3. Pull Teams Together with Purpose
Business interlock across functions drives superior digital experiences, optimal performance and revenue growth. By bringing marketing, IT, sales and customer success together to realize your customer and company vision, you will help each team focus and prioritize together. A clear sense of purpose, one that complements your strategic areas of focus, will help to design an effective and exciting digital ecosystem.
By bringing together disparate teams to enable everyone an opportunity to lend their voice fosters community, reduces silos, builds trust and powers harmonized performance. This will create a balance between customer needs, brand experience, technology and revenue drivers.
4. Understand the Importance of the Customer Experience
According to CEB, 57% of the purchase decision is complete before a customer even calls a supplier. To put it simply, experience matters now more than ever because your prospects are having an experience with your brand or company which you need to create with great intention. This is where the rubber meets the road; the technology (CIO) enables the how of the experience. The proper utilization, insights derived and ability to serve the right engagement at the right time for the right outcome (CMO) is the what, when and to what benefit both customer and business. This drives significant revenue contribution in multiple ways which leads to the beneficial business outcome (CRO) of shareholder value and revenue creation.
Focusing less on why certain actions are being taken and more on how those actions will affect the end customer and the business. In advice to CIOs, Forrester suggests: “To succeed, you must put in place a business technology agenda focused on delivering superior customer experience to drive growth, build competencies around customer needs, and champion holistic business outcomes over individual process efficiency.”
5. Invest in the Right Infrastructure and Tools
Marketing teams run fast and need to be as productive as possible. They must be able to seamlessly communicate and collaborate, both internally and externally. They need insight into customer data across multiple teams, processes and customer touch points to provide pipeline and revenue contribution in real-time to the CRO. Marketing’s level of efficiency is dependent on whether they have the right infrastructure and tools, supported by the CIO.

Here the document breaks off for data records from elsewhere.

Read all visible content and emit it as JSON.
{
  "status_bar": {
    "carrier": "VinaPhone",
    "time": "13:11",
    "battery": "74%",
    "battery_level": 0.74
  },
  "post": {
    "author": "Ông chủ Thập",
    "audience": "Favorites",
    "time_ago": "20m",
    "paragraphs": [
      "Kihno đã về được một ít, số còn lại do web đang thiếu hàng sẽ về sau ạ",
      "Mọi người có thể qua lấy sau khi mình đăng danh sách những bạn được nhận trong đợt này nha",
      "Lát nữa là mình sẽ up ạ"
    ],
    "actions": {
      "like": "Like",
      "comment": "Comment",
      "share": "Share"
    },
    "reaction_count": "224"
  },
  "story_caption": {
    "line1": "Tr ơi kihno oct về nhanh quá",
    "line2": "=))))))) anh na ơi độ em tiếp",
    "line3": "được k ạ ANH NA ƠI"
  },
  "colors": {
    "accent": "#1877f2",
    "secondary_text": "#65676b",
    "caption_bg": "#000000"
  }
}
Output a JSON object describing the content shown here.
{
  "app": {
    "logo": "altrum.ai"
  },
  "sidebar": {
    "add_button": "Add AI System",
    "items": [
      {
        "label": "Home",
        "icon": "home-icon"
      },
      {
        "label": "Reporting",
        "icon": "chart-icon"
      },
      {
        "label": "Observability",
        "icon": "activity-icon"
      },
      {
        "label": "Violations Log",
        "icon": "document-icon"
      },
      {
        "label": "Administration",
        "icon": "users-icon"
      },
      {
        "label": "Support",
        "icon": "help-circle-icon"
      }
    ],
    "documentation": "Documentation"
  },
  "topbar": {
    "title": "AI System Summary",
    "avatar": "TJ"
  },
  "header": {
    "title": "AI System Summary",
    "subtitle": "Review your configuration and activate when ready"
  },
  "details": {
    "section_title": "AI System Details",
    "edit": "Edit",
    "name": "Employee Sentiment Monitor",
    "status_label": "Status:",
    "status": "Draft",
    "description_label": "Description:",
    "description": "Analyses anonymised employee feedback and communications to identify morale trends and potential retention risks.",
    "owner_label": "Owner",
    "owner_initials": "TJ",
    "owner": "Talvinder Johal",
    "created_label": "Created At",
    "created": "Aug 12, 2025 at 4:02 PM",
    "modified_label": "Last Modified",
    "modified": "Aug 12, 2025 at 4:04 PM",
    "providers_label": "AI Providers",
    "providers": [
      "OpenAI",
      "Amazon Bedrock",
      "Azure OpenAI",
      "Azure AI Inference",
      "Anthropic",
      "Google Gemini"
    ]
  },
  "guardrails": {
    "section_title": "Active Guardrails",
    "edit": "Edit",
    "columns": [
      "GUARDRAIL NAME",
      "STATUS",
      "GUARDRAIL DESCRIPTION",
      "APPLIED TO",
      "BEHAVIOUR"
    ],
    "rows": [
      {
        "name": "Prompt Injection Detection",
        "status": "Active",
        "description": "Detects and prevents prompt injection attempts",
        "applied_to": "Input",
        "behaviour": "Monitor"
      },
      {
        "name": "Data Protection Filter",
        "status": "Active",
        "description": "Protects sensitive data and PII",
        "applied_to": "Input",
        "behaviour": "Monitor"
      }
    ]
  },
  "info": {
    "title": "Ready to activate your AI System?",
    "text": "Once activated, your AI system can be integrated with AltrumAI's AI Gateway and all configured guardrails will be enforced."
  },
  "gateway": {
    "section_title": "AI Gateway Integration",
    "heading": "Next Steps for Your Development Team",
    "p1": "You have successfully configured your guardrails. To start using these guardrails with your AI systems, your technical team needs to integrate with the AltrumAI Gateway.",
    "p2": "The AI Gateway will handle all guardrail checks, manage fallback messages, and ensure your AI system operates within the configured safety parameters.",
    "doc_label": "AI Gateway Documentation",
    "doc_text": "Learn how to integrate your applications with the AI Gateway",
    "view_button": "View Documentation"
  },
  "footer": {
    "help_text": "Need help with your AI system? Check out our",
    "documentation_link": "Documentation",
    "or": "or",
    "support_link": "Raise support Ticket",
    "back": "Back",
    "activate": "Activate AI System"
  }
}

While bandwidth issues cannot be eliminated entirely, they can be minimized. Given marketing’s critical role as the brand guardian and storyteller, demand and revenue contributor and business innovator, the CMO appreciates as much as anyone how important it is to work with the CIO to eliminate security threats that could harm the company’s reputation. By working in concert, the right tools can be put in place quickly to ensure optimal speed and security.
Partnership is key. Everyone’s role is evolving, and quickly. Efficiency, customer experience and growth are at the top of every leader’s mind, along with brand perception. Above all, CMOs must value the relationship with IT and sales and know that together, they can create big things.
As with all things, though, there is room to do better, there are opportunities to deepen collaboration between these three essential players and across all of marketing, IT and sales. The five areas above are a good first step toward reaching optimal alignment.